IDSIA, Corso Elvezia 36
I describe a novel paradigm for reinforcement learning (RL) with limited computational resources in realistic, non-resettable environments. The learner's policy is an arbitrary modifiable algorithm mapping environmental inputs and internal states to outputs and new internal states. Like in the real world, any event in system life and any learning process computing policy modifications may affect future performance and preconditions of future learning processes. There is no need for pre-defined ``trials''. At a given time in system life, there is only one single training example to evaluate the current long-term usefulness of any given previous policy modification, namely the average reinforcement per time since that modification occurred. At certain times in system life called checkpoints, such singular observations are used by a stack-based backtracking method which invalidates certain previous policy modifications, such that the history of still valid modifications corresponds to a history of long-term reinforcement accelerations (up until to the current checkpoint, each still valid modification has been followed by faster reinforcement intake than all the previous ones).

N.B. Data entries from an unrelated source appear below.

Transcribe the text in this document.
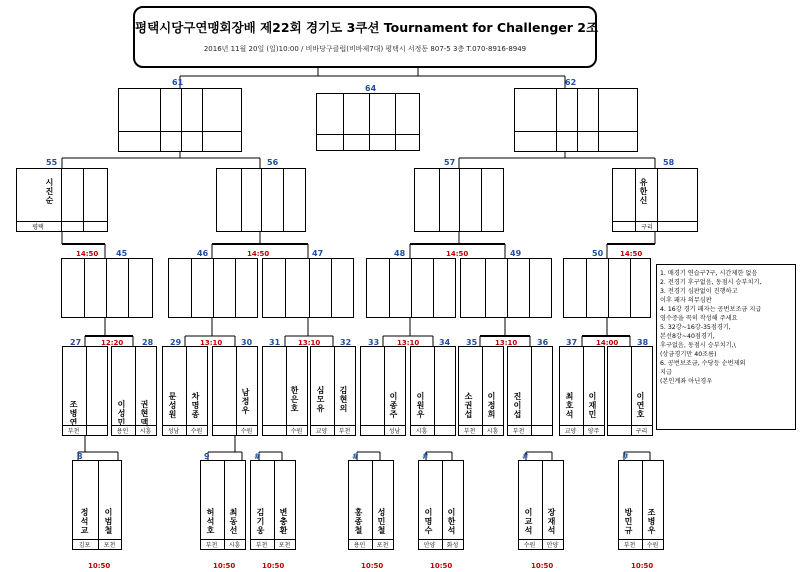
평택시당구연맹회장배 제22회 경기도 3쿠션 Tournament for Challenger 2조
2016년 11월 20일 (일)10:00 / 비바당구클럽(비바제7대) 평택시 서정동 807-5 3층 T.070-8916-8949
61
64
62
55	56	57	58
45	46	47	48	49	50
27	28 29	30 31	32 33	34 35	36 37	38
8	9	#	#	#	#	#
14:50	14:50	14:50	14:50
12:20	13:10	13:10	13:10	13:10	14:00
10:50	10:50	10:50	10:50	10:50	10:50	10:50
시진순
평택
유한신
구리
조병연
부천
이성민
용인
권현맥
시흥
문성원
성남
차명종
수원
남정우
수원
한은호
수원
심모유
교양
김현의
부천
이종주
성남
이원우
시흥
소권섭
부천
이정희
시흥
진이섭
부천
최호석
교양
이재민
양주
이연호
구리
정석교
김포
이범철
포천
허석호
부천
최동선
시흥
김기웅
부천
변충환
포천
홍종철
용인
성민철
포천
이명수
안양
이한석
화성
이교석
수원
장재석
안양
방민규
부천
조병우
수원
1. 매경기 연습구7구, 시간제한 없음
2. 전경기 후구없음, 동점시 승부치기,
3. 전경기 심판없이 진행하고
이후 패자 의무심판
4. 16강 경기 패자는 공번보조금 지급
영수증을 꼭히 작성해 주세요
5. 32강~16강-35점경기,
본선8강~40점경기,
후구없음, 동점시 승부치기,\
(상금경기만 40조름)
6. 공번보조금, 수당등 순번제외
지급
(본인계좌 아닌경우
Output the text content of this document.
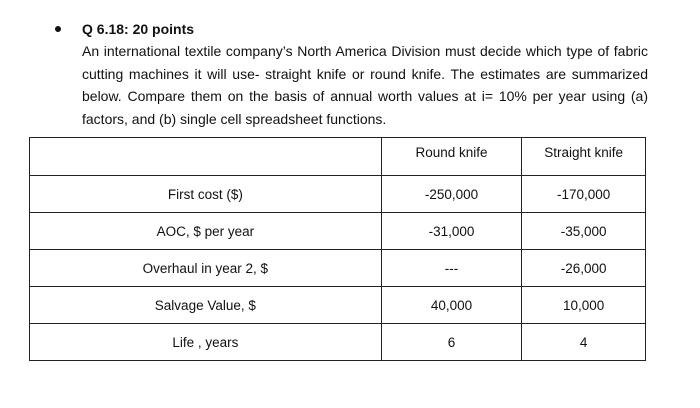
Q 6.18: 20 points

An international textile company’s North America Division must decide which type of fabric cutting machines it will use- straight knife or round knife. The estimates are summarized below. Compare them on the basis of annual worth values at i= 10% per year using (a) factors, and (b) single cell spreadsheet functions.

	Round knife	Straight knife
First cost ($)	-250,000	-170,000
AOC, $ per year	-31,000	-35,000
Overhaul in year 2, $	---	-26,000
Salvage Value, $	40,000	10,000
Life , years	6	4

Until the next checkpoint there is time to collect delayed reinforcement and to execute additional policy modifications; until then no previous policy modifications are invalidated; and until then the straight-forward, temporary generalization assumption is: each modification that until now appeared to contribute to an overall speed-up will remain useful. The paradigm provides a foundation for (1) ``meta-learning'', and (2) multi-agent learning. The principles are illustrated in (1) a single, self-referential, ``evolutionary'' system using an assembler-like programming language to modify its own policy, and to modify the way it modifies its policy, etc., and (2) another ``evolutionary'' system consisting of multiple agents, where each agent is in fact just a connection in a fully recurrent RL neural net.
The biggest difference between time and space is that you can't reuse time.